The facilitator, a woman with unnervingly bright eyes, clapped once. “There are no bad ideas!” she chirped, the enthusiasm bouncing off the sterile whiteboard. A low hum of polite agreement. Then Mark, bless his earnest heart, suggested something about “synergizing cloud-based snack distribution.” The most senior person in the room, Mr. Harrison, a man whose patience was clearly wearing thin around the 49-minute mark of this charade, cleared his throat. “Let’s not get too crazy, Mark,” he drawled, his gaze fixed on the ceiling tiles. And just like that, the session was over, leaving behind a faint scent of recycled air and unspoken despair. Another hour, another whiteboard filled with mediocrity. Another ninety-nine minutes of performative thinking.
We lie to ourselves, don’t we? About brainstorming.

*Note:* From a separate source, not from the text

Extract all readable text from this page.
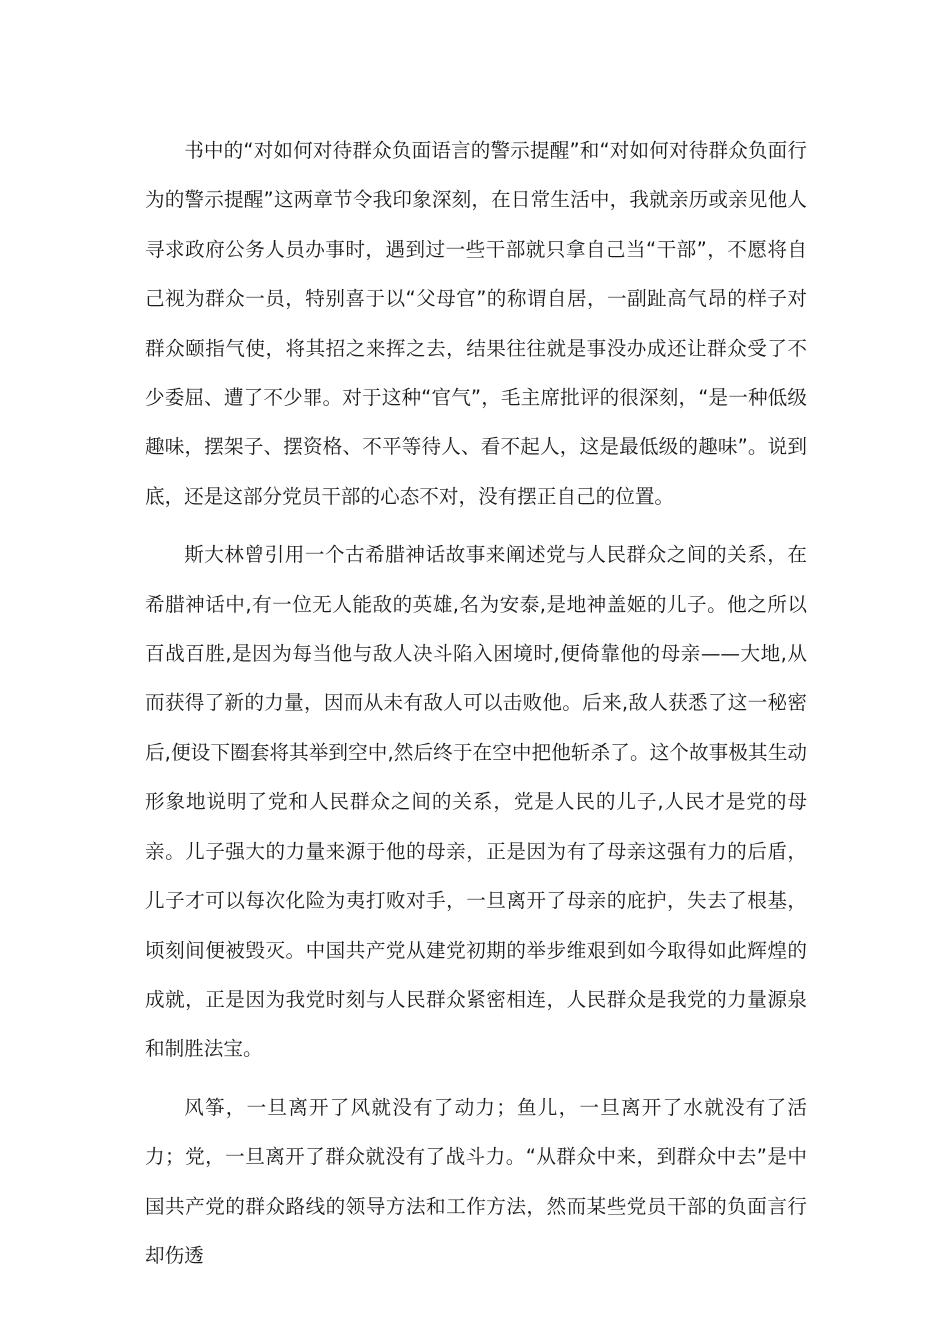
书中的“对如何对待群众负面语言的警示提醒”和“对如何对待群众负面行为的警示提醒”这两章节令我印象深刻，在日常生活中，我就亲历或亲见他人寻求政府公务人员办事时，遇到过一些干部就只拿自己当“干部”，不愿将自己视为群众一员，特别喜于以“父母官”的称谓自居，一副趾高气昂的样子对群众颐指气使，将其招之来挥之去，结果往往就是事没办成还让群众受了不少委屈、遭了不少罪。对于这种“官气”，毛主席批评的很深刻，“是一种低级趣味，摆架子、摆资格、不平等待人、看不起人，这是最低级的趣味”。说到底，还是这部分党员干部的心态不对，没有摆正自己的位置。

斯大林曾引用一个古希腊神话故事来阐述党与人民群众之间的关系，在希腊神话中,有一位无人能敌的英雄,名为安泰,是地神盖姬的儿子。他之所以百战百胜,是因为每当他与敌人决斗陷入困境时,便倚靠他的母亲——大地,从而获得了新的力量，因而从未有敌人可以击败他。后来,敌人获悉了这一秘密后,便设下圈套将其举到空中,然后终于在空中把他斩杀了。这个故事极其生动形象地说明了党和人民群众之间的关系，党是人民的儿子,人民才是党的母亲。儿子强大的力量来源于他的母亲，正是因为有了母亲这强有力的后盾，儿子才可以每次化险为夷打败对手，一旦离开了母亲的庇护，失去了根基，顷刻间便被毁灭。中国共产党从建党初期的举步维艰到如今取得如此辉煌的成就，正是因为我党时刻与人民群众紧密相连，人民群众是我党的力量源泉和制胜法宝。

风筝，一旦离开了风就没有了动力；鱼儿，一旦离开了水就没有了活力；党，一旦离开了群众就没有了战斗力。“从群众中来，到群众中去”是中国共产党的群众路线的领导方法和工作方法，然而某些党员干部的负面言行却伤透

We trot out the well-worn clichés: “think outside the box,” “quantity over quality,” “defer judgment.” We imagine a vibrant explosion of disruptive concepts, a rapid-fire exchange where every voice contributes equally. What we often get instead is a carefully choreographed performance, a dance around the HiPPO-the Highest Paid Person’s Opinion-where genuinely wild ideas are silently culled before they even fully form, replaced by the safest, most socially acceptable alternatives. It’s not about innovation; it’s about consensus, and consensus rarely breeds genius.
The Illusion of Shared Creativity
I’ve been there, leading sessions, convinced that if I just applied the right technique, the dam of brilliance would burst. I’ve structured, prompted, encouraged, even tried the “no talking” silent ideation.